Image d'illustration. Star Wars Rogue OneDisney / PR-ADN
Un acteur de Rogue One a découvert avec étonnement que le scénario du film Star Wars présentait d’importantes lacunes lors du tournage, révélant ainsi une élaboration du script bien moins aboutie que ce à quoi il s’attendait.
Tl;dr
- Rogue One : scénario constamment réécrit, script instable.
- Mads Mikkelsen a tourné avec un script inachevé.
- Fin modifiée : tous les héros meurent sur validation Disney.
Des réécritures à la chaîne pour Rogue One
Dans les coulisses de Hollywood, il n’est plus un secret que la plupart des blockbusters accumulent un nombre impressionnant de scénaristes, bien au-delà des quelques noms crédités officiellement. Ce phénomène, aussi fréquent que discret, n’a pas épargné Rogue One: A Star Wars Story, réalisé par Gareth Edwards. Le scénario du film a connu d’innombrables versions, passant de main en main, au fil des exigences et des doutes des studios.
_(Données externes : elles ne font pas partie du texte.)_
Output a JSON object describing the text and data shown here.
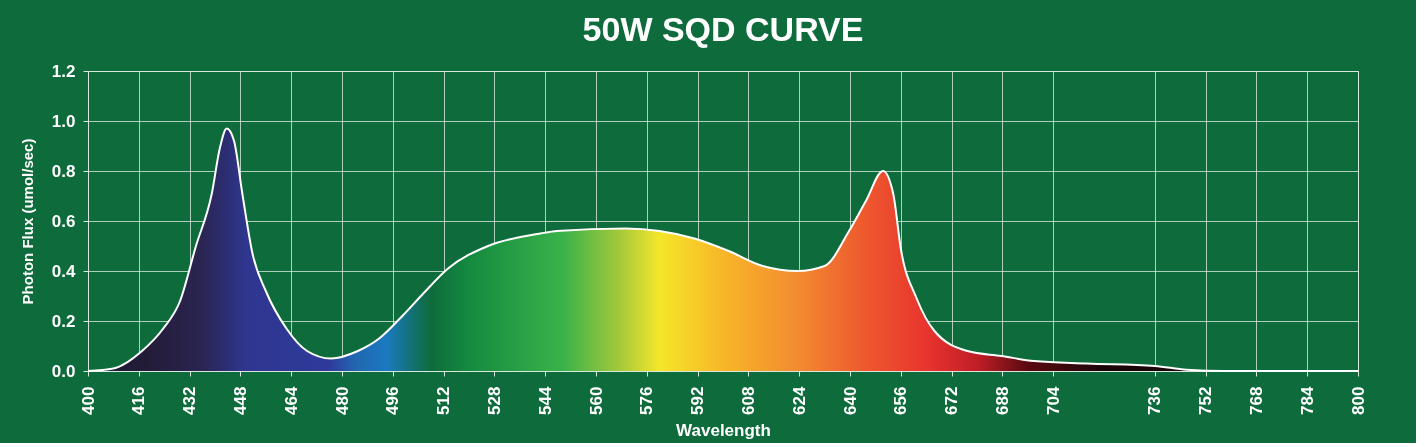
{
  "chart_data": {
    "type": "area",
    "title": "50W SQD CURVE",
    "xlabel": "Wavelength",
    "ylabel": "Photon Flux (umol/sec)",
    "series": [
      {
        "color": "#ffffff",
        "x": [
          400,
          408,
          417,
          423.7,
          429,
          434,
          439,
          441.5,
          443.7,
          446,
          448.6,
          451.8,
          456,
          462.5,
          469,
          476.5,
          485,
          491.7,
          499,
          505.6,
          513.4,
          526,
          542.5,
          547.7,
          569.4,
          580,
          591,
          601.8,
          612.5,
          623.5,
          632,
          639.7,
          645,
          650.4,
          653.6,
          656,
          661,
          666.6,
          677,
          687.7,
          698,
          714.6,
          736,
          746,
          758,
          800
        ],
        "values": [
          0,
          0.01,
          0.08,
          0.17,
          0.28,
          0.5,
          0.71,
          0.89,
          0.97,
          0.92,
          0.71,
          0.47,
          0.32,
          0.17,
          0.08,
          0.05,
          0.08,
          0.13,
          0.22,
          0.31,
          0.41,
          0.5,
          0.55,
          0.56,
          0.57,
          0.56,
          0.53,
          0.48,
          0.42,
          0.4,
          0.42,
          0.56,
          0.68,
          0.8,
          0.71,
          0.49,
          0.29,
          0.16,
          0.08,
          0.06,
          0.04,
          0.03,
          0.02,
          0.005,
          0,
          0
        ]
      }
    ],
    "xlim": [
      400,
      800
    ],
    "xticks": [
      400,
      416,
      432,
      448,
      464,
      480,
      496,
      512,
      528,
      544,
      560,
      576,
      592,
      608,
      624,
      640,
      656,
      672,
      688,
      704,
      736,
      752,
      768,
      784,
      800
    ],
    "ylim": [
      0,
      1.2
    ],
    "yticks": [
      {
        "value": 0,
        "label": "0.0"
      },
      0.2,
      0.4,
      0.6,
      0.8,
      {
        "value": 1,
        "label": "1.0"
      },
      1.2
    ],
    "grid": true
  }
}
Officiellement, seuls Tony Gilroy et Chris Weitz sont cités, mais la réalité est bien plus complexe : de Gary Whitta, auteur du premier jet, à une salve de retouches orchestrées par Gilroy lors de cinq semaines de reshoots, en passant par l’intervention ponctuelle d’autres plumes comme Christopher McQuarrie, Scott Z. Burns ou encore Michael Arndt.
Mads Mikkelsen face à un scénario mouvant
Sur le plateau, cette instabilité scénaristique n’a pas manqué de déstabiliser les acteurs. Ainsi, lorsque Mads Mikkelsen, interprète du scientifique Galen Erso contraint par l’Empire à concevoir l’Étoile de la Mort avec une faille secrète, débarque sur le tournage, il réalise rapidement que rien n’est figé. Interrogé récemment par Variety, l’acteur partage ses souvenirs : « Pour un film Star Wars, le script était étonnamment inachevé. Il changeait sans cesse… Je ne crois pas qu’ils aient jamais verrouillé une version définitive. » S’il s’accommode tant bien que mal de ces incertitudes grâce à la clarté de sa propre mission narrative, il reconnaît les difficultés particulières rencontrées par ses collègues jouant les jeunes héros – notamment Felicity Jones (Jyn Erso) et Diego Luna (Andor).
L’impact sur le récit et sa conclusion inattendue
Ce chaos créatif n’a pas seulement affecté le quotidien des comédiens ; il s’est également répercuté sur l’histoire elle-même. À l’origine, selon les confidences faites par Edwards en 2016, tous les personnages principaux auraient dû survivre. Mais ce choix narratif fut retoqué – après validation expresse de Disney. Finalement, chaque membre du commando rebelle périt lors du dénouement. Une décision logique si l’on se souvient que dans le premier Star Wars évoqué par George Lucas en 1977, il est déjà dit que « beaucoup sont morts pour obtenir ces plans ».
À ce stade, difficile de nier le savoir-faire technique du film : visuellement splendide grâce au travail du chef opérateur Greig Fraser, agrémenté d’effets spéciaux impeccables. Pourtant – et c’est là tout le paradoxe –, l’intrigue pâtit d’une certaine fadeur et d’un manque criant d’épaisseur psychologique.
Bilan : Hollywood doit-il revoir sa copie ?
Face à cette valse incessante des scénaristes et à la dilution créative qui en résulte parfois, on peut se demander si Hollywood ne gagnerait pas à redonner plus souvent leur chance aux voix singulières plutôt qu’à multiplier les réécritures. Un blockbuster solide repose-t-il vraiment sur un comité ? Voilà une question que pose crûment le cas Rogue One.